В основании концепций однополярного мира в разные времена клались различные идеологические конструкты: от цивилизационных ценностей до расовых предпочтений. Неизменным оставалось одно: все концепции однополярного мира зиждились на представлении о мире, как жесткой иерархической системе, “вершину” которой образуют наделенные полной власти “носители ценностей” (вариант: “представители высшей расы”, “белокурые бестии” etc), а базис – нуждающиеся в усовершенствовании “субъекты”.
Нужно ли говорить, что детерминистское восприятие действительности не только не соответствует уровню гуманитарных знаний XXI века, но вряд ли могло быть всерьез воспринято наукой рубежа XIX-XX веков? Стоит ли напоминать, – и особенно россиянам, “партнерам” “Властелины” и Леонида Голубкова! - что параллелепипед, опирающийся на основание, устойчивее стоящей на вершине пирамиды?

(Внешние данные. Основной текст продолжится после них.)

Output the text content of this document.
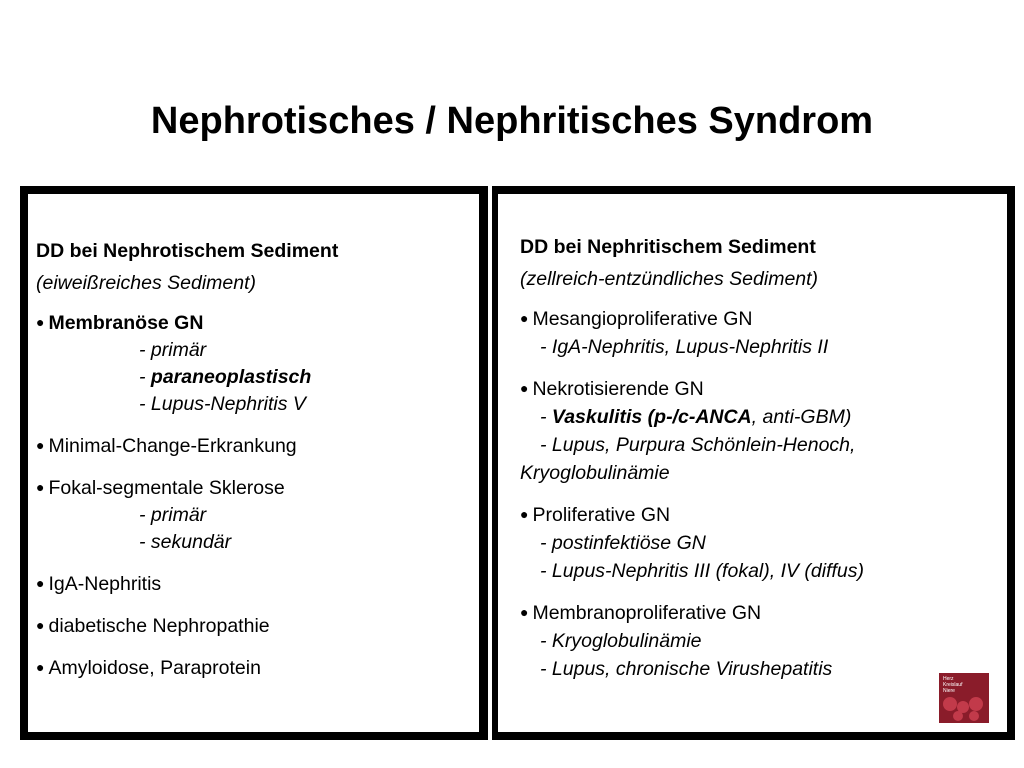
Nephrotisches / Nephritisches Syndrom
DD bei Nephrotischem Sediment
(eiweißreiches Sediment)
● Membranöse GN
- primär
- paraneoplastisch
- Lupus-Nephritis V
● Minimal-Change-Erkrankung
● Fokal-segmentale Sklerose
- primär
- sekundär
● IgA-Nephritis
● diabetische Nephropathie
● Amyloidose, Paraprotein
DD bei Nephritischem Sediment
(zellreich-entzündliches Sediment)
● Mesangioproliferative GN
- IgA-Nephritis, Lupus-Nephritis II
● Nekrotisierende GN
- Vaskulitis (p-/c-ANCA, anti-GBM)
- Lupus, Purpura Schönlein-Henoch, Kryoglobulinämie
● Proliferative GN
- postinfektiöse GN
- Lupus-Nephritis III (fokal), IV (diffus)
● Membranoproliferative GN
- Kryoglobulinämie
- Lupus, chronische Virushepatitis	Herz
Kreislauf
Niere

Между тем, общеизвестно, что в социально-экономическом отношении Соединенные Штаты Америки представляют собой развитое потребительское общество, система потребления которого в отдельных случаях в десятки раз превышает внутренние резервы производства. Это обстоятельство предполагает перманентный поиск внешних источников воспроизводства национального продукта, что, в свою очередь, обусловливает необходимость разнонаправленной экспансионистской активности.

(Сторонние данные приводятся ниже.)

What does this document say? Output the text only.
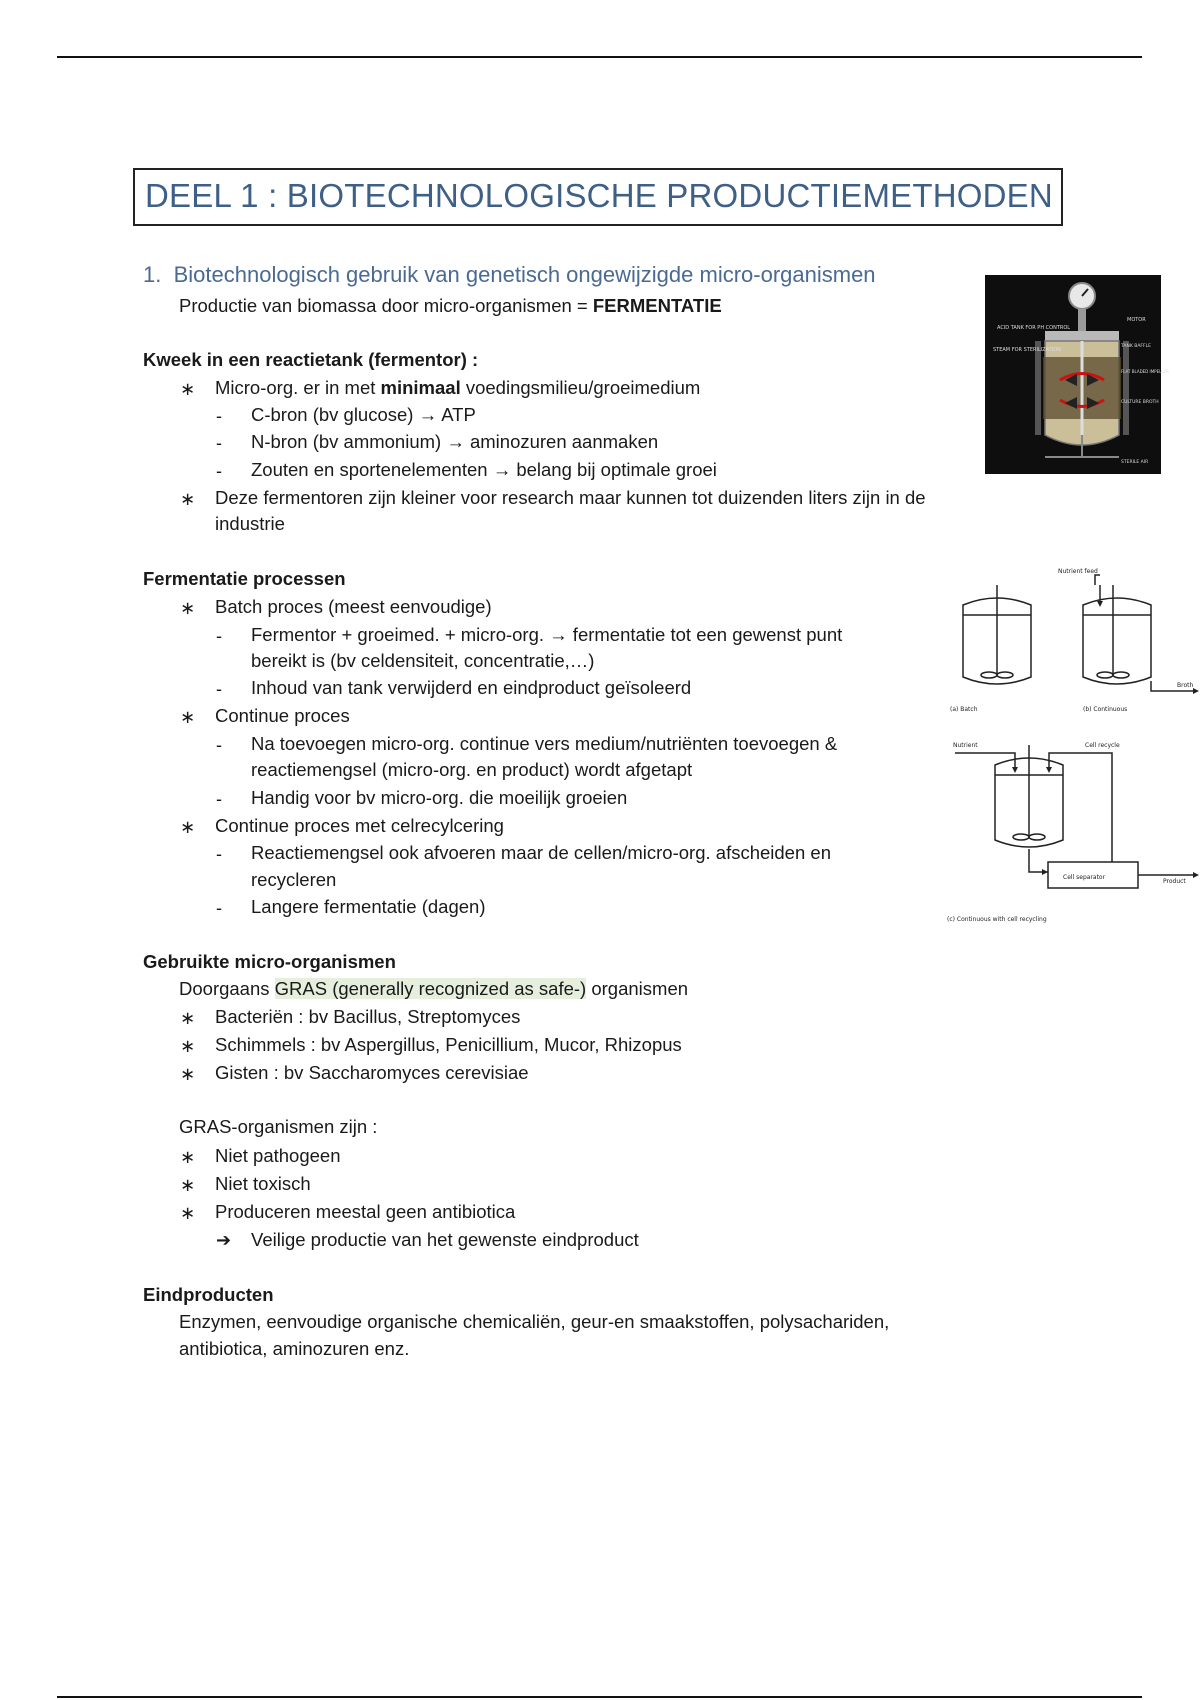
DEEL 1 : BIOTECHNOLOGISCHE PRODUCTIEMETHODEN
1. Biotechnologisch gebruik van genetisch ongewijzigde micro-organismen
Productie van biomassa door micro-organismen = FERMENTATIE
Kweek in een reactietank (fermentor) :
∗ Micro-org. er in met minimaal voedingsmilieu/groeimedium
- C-bron (bv glucose) → ATP
- N-bron (bv ammonium) → aminozuren aanmaken
- Zouten en sportenelementen → belang bij optimale groei
∗ Deze fermentoren zijn kleiner voor research maar kunnen tot duizenden liters zijn in de
industrie
ACID TANK FOR PH CONTROL
STEAM FOR STERILIZATION
MOTOR
TANK BAFFLE
FLAT BLADED IMPELLER
CULTURE BROTH
STERILE AIR
Fermentatie processen
∗ Batch proces (meest eenvoudige)
- Fermentor + groeimed. + micro-org. → fermentatie tot een gewenst punt
bereikt is (bv celdensiteit, concentratie,…)
- Inhoud van tank verwijderd en eindproduct geïsoleerd
∗ Continue proces
- Na toevoegen micro-org. continue vers medium/nutriënten toevoegen &
reactiemengsel (micro-org. en product) wordt afgetapt
- Handig voor bv micro-org. die moeilijk groeien
∗ Continue proces met celrecylcering
- Reactiemengsel ook afvoeren maar de cellen/micro-org. afscheiden en
recycleren
- Langere fermentatie (dagen)
Nutrient feed
Broth
(a) Batch	(b) Continuous
Nutrient	Cell recycle
Cell separator
Product
(c) Continuous with cell recycling
Gebruikte micro-organismen
Doorgaans GRAS (generally recognized as safe-) organismen
∗ Bacteriën : bv Bacillus, Streptomyces
∗ Schimmels : bv Aspergillus, Penicillium, Mucor, Rhizopus
∗ Gisten : bv Saccharomyces cerevisiae
GRAS-organismen zijn :
∗ Niet pathogeen
∗ Niet toxisch
∗ Produceren meestal geen antibiotica
➔ Veilige productie van het gewenste eindproduct
Eindproducten
Enzymen, eenvoudige organische chemicaliën, geur-en smaakstoffen, polysachariden,
antibiotica, aminozuren enz.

Очевидно также, что гегемонистские идеологические установки глубоко укоренены в американском национальном сознании, изначально фундированном традициями пионеров Дикого Запада, развитой “предпринимательской” практикой атлантических каперов, биржевых спекулянтов и “благородных мошенников” XIX-XX вв. (вспомним О.Генри!) и нашедшими адекватное отображение в культивируемой ныне идеологии “американской мечты”.
Кроме того, следует признать, что современная политическая действительность – мировой процесс глобализации, фактическая атрофия международных политических институтов от СНГ до ООН, политическая и правовая сумятица на постсоветском пространстве, - все это создает иллюзию практической востребованности - актуальности и необходимости очередной реставрации - концепции однополярного мира.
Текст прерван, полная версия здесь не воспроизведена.